Auf jeden Fall war es sicher, daß diese ultramikroskopischen Aktivitäten durch die Plastizität des Gehirns nahegelegt wurden. Sie waren ein Teil davon, wie das Gehirn lernte und sich dann erinnerte. Also fand Erinnerung auf einer viel kleineren Ebene statt, als man sie sich früher vorgestellt hatte. Das Gehirn erhielt dadurch eine viel höhere Möglichkeit des Rechnens als zuvor: 1024 Operationen in der Sekunde, oder gar bei manchen Berechnungen 1043. Das führte einen Forscher zu dem Schluß, daß jeder menschliche Verstand in gewissem Sinne komplizierter war als der ganze Rest des Universums (natürlich abzüglich seiner anderen Bewußtseine). Sax erinnerte das verdächtig an die starken anthropischen Phantome, die man allenthalben in der kosmologischen Theorie sah. Aber es war eine interessante Idee, und es lohnte sich, darüber nachzudenken.
Also ging nicht bloß mehr vor sich, sondern es geschah auch auf so feinen Ebenen, daß sicher Quanteneffekte im Spiel waren. Experimente hatten gezeigt, daß sich in jedem Gehirn kollektive Quantenphänomene in großem Maßstab abspielten. Es gab im Gehirn sowohl globale Quantenkohärenz als auch Quantenverbindung zwischen den verschiedenen elektrischen Zuständen der Mikroröhrchen. Und dies besagte, daß all die kontra-intuitiven Phänomene und das reine Paradoxon der Quantenrealität ein integrierender Bestandteil des Bewußtsein waren. Tatsächlich hatte es erst kürzlich eine Gruppe französischer Forscher geschafft, durch Berücksichtigung der Quanteneffekte in den Cytoskeletten eine plausible Theorie darüber vorzubringen, weshalb Anästhetika überhaupt wirken — nach all den Jahrhunderten, in denen man sie fröhlich angewendet hatte.

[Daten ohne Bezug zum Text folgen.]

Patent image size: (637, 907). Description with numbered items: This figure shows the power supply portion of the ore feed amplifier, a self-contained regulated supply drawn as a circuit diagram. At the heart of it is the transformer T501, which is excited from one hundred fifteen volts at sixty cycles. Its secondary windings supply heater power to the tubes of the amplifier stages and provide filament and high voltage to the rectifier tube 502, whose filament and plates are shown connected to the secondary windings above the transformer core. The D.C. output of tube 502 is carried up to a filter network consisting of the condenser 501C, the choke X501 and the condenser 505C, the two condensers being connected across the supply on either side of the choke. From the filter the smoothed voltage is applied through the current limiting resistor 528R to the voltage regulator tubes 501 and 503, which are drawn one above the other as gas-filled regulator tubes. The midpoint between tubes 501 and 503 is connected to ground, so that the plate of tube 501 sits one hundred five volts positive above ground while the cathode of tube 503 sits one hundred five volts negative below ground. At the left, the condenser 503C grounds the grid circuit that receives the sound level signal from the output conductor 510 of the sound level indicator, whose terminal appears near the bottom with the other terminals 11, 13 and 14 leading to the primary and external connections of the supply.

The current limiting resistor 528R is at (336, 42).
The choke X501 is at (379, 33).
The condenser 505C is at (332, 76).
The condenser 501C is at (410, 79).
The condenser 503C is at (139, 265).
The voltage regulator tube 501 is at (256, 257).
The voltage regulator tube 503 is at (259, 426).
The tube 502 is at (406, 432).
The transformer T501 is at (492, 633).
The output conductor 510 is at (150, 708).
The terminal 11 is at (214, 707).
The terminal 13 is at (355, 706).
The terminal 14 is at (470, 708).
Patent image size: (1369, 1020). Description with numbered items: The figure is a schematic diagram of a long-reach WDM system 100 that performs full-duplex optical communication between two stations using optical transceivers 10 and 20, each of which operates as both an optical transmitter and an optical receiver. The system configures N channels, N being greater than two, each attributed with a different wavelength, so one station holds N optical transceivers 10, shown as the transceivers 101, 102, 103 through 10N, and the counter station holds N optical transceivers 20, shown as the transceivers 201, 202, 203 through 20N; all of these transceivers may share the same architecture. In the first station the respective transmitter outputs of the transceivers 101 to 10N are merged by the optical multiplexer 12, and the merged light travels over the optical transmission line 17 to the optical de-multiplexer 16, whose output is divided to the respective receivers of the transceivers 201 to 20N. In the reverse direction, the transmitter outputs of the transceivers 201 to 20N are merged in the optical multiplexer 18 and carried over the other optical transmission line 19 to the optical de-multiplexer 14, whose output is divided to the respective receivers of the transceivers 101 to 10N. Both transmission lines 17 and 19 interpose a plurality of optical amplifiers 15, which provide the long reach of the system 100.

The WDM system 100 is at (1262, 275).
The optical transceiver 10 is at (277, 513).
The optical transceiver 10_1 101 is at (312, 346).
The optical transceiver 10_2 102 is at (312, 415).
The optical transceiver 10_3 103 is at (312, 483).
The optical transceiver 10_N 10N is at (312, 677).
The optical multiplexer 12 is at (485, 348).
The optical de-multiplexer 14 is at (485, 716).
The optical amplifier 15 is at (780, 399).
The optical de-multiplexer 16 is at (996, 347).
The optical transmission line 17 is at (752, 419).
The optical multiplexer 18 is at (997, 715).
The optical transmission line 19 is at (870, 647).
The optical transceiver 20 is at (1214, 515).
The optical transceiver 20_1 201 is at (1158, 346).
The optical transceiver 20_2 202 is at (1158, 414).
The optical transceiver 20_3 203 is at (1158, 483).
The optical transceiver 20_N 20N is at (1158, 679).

Also waren wir mit noch einer bizarren Quantenwelt konfrontiert, in der es Fernwirkung gab, in der Entscheidungen keinen Einfluß auf tatsächliche Ereignisse haben konnten und in der gewisse Ereignisse teleologisch ausgelöst zu werden schienen; was besagt, verursacht durch Ereignisse, die zeitlich erst nach ihnen auftreten... Sax war von dieser Entwicklung nicht sehr überrascht. Sie sprach für ein Gefühl, das er sein ganzes Leben lang gehabt hatte, wonach der menschliche Geist höchst geheimnisvoll war, eine Black Box, welche die Wissenschaft kaum erforschen würde können. Und jetzt, da die Wissenschaft sich damit beschäftigte, geriet sie hart an die großen Unerklärbarkeiten der Realität selbst.